秀丽一脸莫名,此时传来脚步声让她匆匆端正坐姿。



香铃走进门来,手上端着摆放茶具的托盘。



「红贵妃娘娘,奴婢今晚送绿茶来……」



一见到刘辉,香铃瞠大杏眼,白皙的粉颊犹如打散红色颜料一般倏地染得酡红。



秀丽明白香铃误解了眼前的情况,却无从辩驳。脸色略显僵硬地正欲答谢之际,刘辉快步走向香铃接过托盘。



「辛苦了。」



听见刘辉充满磁性的低沉嗓音,香铃的雪颊愈见绯红。真是像极了一对情窦初开的小情侣,秀丽望着两人有感而发。犹如从画中走出来的一对俊男美女。



只是下一刻刘辉便冷冷地转过身,香铃连忙出声喊住他。



「陛、陛下……请问每日必备的宵夜还需要吗?」



低垂的小耳也是红彤彤的,刘辉睇了秀丽一眼,摇头道:「不用了,——退下吧。」



香铃行礼之后,小小退开。



「每日必备的宵夜……意思就是晚膳之后还有一餐?小心变胖哦!」



「与其说是宵夜……」



刘辉把托盘搁在桌上。



「不如说是壮阳药。」



由于刘辉稀松平常地一语带过,秀丽一时之间还无法理解其中的含意,一旦恍然大悟,秀丽粉颊涨红的程度不逊于香铃,难怪香铃会一路红到耳垂。



「孤不爱吃,但对方喜欢。」



「——没人问你讲这么多做什么!」



秀丽忍不住想拿二胡往刘辉头上敲下去。



「你怎么随便把茶倒进人家的茶杯里!」



刘辉随手将绿茶注入银制茶杯,晶莹的绿色映照在银杯当中显得缤纷美丽。刘辉以饮酒的方式摇晃茶杯,接着徐徐仰头饮尽。



「啊——!我、我本来想第一个使用的!!」



「……好苦。」



刘辉伸伸舌。



「怎么不喝酒呢?喝茶会睡不着的。」



「因为我今天打算熬夜看书……这不是重点,那你要喝什么?」



「今晚别看书了,你不是要说故事给孤听吗?」



刘辉这次整个钻进被褥当中,秀丽揉着太阳穴。



「你这个人都不专心听人说话。」



望见秀丽手上的二胡,刘辉略感讶异。



「……秀丽,你会拉二胡吗?」



「不准笑哦,我很清楚我的功力无法与宫廷乐师相比拟。」



二胡婉转轻柔,沁人心脾的音色令刘辉眯细眼眸,伸手欲抚摸秀丽的长发,却在眼看手指即将触碰倒发丝以及迟疑地停住动作,最后悄悄把手收回。

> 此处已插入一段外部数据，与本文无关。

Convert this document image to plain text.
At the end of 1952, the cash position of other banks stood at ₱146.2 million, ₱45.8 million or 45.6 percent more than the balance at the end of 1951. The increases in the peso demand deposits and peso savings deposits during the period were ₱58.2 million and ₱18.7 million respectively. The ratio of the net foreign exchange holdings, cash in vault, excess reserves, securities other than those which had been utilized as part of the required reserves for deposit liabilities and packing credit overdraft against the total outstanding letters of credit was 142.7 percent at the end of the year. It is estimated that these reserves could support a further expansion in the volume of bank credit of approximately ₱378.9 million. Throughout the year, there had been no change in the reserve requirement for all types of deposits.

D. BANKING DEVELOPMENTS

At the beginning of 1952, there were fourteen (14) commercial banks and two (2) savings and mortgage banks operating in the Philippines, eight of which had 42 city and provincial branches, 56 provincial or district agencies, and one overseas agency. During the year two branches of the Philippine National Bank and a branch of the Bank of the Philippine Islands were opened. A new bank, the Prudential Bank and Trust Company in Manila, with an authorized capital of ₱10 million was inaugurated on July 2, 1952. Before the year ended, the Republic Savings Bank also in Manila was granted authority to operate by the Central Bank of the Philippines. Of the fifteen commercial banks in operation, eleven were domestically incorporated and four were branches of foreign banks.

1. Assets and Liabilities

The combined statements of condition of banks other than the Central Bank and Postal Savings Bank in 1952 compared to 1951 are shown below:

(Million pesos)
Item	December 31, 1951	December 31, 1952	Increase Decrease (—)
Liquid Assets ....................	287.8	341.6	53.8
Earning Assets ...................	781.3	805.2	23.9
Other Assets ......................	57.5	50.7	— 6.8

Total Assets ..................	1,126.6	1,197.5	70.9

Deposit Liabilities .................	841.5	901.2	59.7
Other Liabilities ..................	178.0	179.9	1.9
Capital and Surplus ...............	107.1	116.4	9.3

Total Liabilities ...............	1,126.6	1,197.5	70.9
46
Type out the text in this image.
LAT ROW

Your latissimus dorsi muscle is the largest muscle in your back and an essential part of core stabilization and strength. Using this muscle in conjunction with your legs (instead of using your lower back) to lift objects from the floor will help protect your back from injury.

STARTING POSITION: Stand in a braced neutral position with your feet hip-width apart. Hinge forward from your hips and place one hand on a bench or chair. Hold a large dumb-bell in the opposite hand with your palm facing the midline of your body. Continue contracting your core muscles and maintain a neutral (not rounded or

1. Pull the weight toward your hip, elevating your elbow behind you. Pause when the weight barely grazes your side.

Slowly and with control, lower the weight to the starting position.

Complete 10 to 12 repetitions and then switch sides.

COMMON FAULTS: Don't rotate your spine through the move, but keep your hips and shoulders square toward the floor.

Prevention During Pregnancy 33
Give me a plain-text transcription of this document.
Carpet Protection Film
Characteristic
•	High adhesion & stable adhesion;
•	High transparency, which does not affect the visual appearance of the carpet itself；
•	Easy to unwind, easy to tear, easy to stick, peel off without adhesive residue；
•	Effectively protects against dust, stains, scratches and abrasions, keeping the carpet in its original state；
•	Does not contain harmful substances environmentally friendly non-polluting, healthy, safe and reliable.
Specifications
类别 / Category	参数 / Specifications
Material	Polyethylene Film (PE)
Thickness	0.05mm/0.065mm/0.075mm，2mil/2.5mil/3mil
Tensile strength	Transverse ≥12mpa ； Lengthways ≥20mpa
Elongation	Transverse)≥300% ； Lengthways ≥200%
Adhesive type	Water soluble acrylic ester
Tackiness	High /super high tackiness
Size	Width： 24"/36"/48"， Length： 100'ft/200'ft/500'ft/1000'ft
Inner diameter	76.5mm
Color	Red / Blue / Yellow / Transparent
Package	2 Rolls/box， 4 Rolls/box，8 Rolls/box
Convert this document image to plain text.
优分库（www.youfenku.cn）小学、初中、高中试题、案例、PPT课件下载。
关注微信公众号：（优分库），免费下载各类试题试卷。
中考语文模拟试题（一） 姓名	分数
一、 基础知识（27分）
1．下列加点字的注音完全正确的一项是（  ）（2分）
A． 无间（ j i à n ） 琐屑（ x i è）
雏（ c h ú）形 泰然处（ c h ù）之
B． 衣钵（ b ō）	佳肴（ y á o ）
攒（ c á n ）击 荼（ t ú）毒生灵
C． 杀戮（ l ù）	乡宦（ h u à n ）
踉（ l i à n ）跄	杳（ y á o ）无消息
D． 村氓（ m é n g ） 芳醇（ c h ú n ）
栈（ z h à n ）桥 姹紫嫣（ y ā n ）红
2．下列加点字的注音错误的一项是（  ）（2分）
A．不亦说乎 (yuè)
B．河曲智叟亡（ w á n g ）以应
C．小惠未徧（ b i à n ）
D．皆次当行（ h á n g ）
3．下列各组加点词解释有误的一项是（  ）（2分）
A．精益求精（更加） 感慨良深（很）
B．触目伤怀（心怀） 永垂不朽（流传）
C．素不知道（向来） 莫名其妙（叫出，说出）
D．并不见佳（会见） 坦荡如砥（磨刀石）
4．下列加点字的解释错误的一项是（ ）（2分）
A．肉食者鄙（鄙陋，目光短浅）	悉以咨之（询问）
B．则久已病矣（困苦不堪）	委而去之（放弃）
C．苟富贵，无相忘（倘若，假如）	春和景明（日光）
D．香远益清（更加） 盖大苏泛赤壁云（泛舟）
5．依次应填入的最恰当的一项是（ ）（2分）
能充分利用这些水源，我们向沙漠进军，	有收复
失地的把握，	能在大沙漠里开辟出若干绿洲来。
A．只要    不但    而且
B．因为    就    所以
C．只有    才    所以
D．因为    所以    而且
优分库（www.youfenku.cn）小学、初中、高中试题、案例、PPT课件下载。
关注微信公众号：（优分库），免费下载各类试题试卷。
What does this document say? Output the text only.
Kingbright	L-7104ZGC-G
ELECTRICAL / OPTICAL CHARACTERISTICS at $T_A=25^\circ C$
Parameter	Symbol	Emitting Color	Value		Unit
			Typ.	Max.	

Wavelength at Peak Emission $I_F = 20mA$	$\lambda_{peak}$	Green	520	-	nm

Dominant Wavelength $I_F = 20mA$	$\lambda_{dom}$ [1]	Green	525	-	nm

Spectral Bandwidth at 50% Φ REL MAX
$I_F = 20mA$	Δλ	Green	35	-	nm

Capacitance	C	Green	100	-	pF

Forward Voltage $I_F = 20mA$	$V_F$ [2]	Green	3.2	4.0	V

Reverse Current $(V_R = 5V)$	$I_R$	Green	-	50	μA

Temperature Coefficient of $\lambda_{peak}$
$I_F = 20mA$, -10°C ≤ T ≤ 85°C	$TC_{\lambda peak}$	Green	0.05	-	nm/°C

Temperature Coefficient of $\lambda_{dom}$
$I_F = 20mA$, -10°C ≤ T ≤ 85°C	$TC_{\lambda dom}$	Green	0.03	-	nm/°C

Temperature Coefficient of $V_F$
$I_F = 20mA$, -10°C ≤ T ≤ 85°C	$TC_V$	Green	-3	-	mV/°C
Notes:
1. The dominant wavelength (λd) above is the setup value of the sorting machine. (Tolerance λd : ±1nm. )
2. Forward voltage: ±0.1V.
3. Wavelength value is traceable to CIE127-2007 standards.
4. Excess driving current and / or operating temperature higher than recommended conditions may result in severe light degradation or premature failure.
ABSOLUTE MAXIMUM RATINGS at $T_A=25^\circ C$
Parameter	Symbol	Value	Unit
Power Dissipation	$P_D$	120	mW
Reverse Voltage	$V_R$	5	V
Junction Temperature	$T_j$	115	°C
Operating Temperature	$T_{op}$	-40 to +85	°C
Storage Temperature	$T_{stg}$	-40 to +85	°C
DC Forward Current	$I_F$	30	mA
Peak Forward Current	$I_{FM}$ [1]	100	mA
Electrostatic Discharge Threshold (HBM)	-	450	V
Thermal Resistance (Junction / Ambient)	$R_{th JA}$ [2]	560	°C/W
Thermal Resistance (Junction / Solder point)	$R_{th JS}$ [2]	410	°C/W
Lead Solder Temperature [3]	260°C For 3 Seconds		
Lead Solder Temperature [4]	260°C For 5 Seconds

连宫廷乐师爷相形见拙的美妙乐音让刘辉意识陷入恍惚,最后映入眼帘的是银杯。



深夜时分——绛攸今晚又来到府库,楸瑛则与他面对面并立。由于邵可一直待在另一个房间,因此这个开架书库只有他们两人。



楸英凭倚在书柜,眼中透出讥讽的目光。



「邵可大人教授学问,宋太傅授武功……没想到陛下与这两位大人学习了十年以上,于文于武这两位大人均是全国第一把交椅。」



「……邵可大人的解释是陛下每天从早到晚一直待在府库,唯一能做得就只有教授陛下学问,陛下实在是太幸运了,居然能够得到邵可大人的亲自指导……」



「据闻陛下与宋太傅也是在府库结识的,那时陛下经常带着一身青紫来到府库,被偶尔前来府库的宋太傅瞧见了,大骂道:‘被欺负了没胆还手,只敢跑回去哭到睡着算什么男子汉!’从此以后只要有空就对陛下严格训练,想不到笔下居然有办法熬过来。」



宋太傅虽是名将中的名将,但他的训练方式过分严苛,没有人承受得了,因此从军中退役之后并未能被指派担任羽林军教官。传闻先王曾叹道:「让你训练一天下来,恐怕我军早已全军覆没了。」



「一身青紫啊……」



绛攸低喃,楸英则耸肩道:「大致可以想象得到,一位弱势的小太子要面对五名——不,四名兄长,之所以成天待在府库也是基于‘那个原因’吧,也难怪他会如此依赖邵可大人。」



(……这个作假的家伙!)



绛攸暗地啐道,并狠瞪楸英。



「你是不是一开始就已经发现那个昏君全是‘装出来的’?」



楸英轻笑。



「我一眼就看出来了,敏锐的反射神经、行走时的身段、目光的巡弋方式,全是武官独有的特质。随时保持警觉,所有看似不经意的动作均蕴含着目的。这番身手决非一般的礼仪训练所能培养出来的,我想陛下应该是出于下意识的行为。——如果现在给陛下一把剑想必会有令人刮目相看的表现,我还真希望与陛下交手一次。……不过迄今仍然无法得知陛下师承于哪位高人。」



「为什么没有告诉我!」



「我以为你应该很快就会察觉,看来你早就发现了对吧?」



绛攸愤愤不平的冷哼一声。



「当然,普通人怎么可能在短短时间内吸收那么多知识,秀丽很单纯地以为陛下进步神速感到欣慰,我怎么可能让陛下之花数个月就赶上我累积多年的程度,自然必须有所保留才行。」



「有道理。」



「……你看起来怎么好像不太开心?」



「无论能力再强,倘若不善加发挥形同一无是处。‘他真得很厉害,只是不能表现出来。’……这有什么意义吗?无论笔下有任何理由,都与我们这群臣下无关,其表现与结果才是最重要的,对吧?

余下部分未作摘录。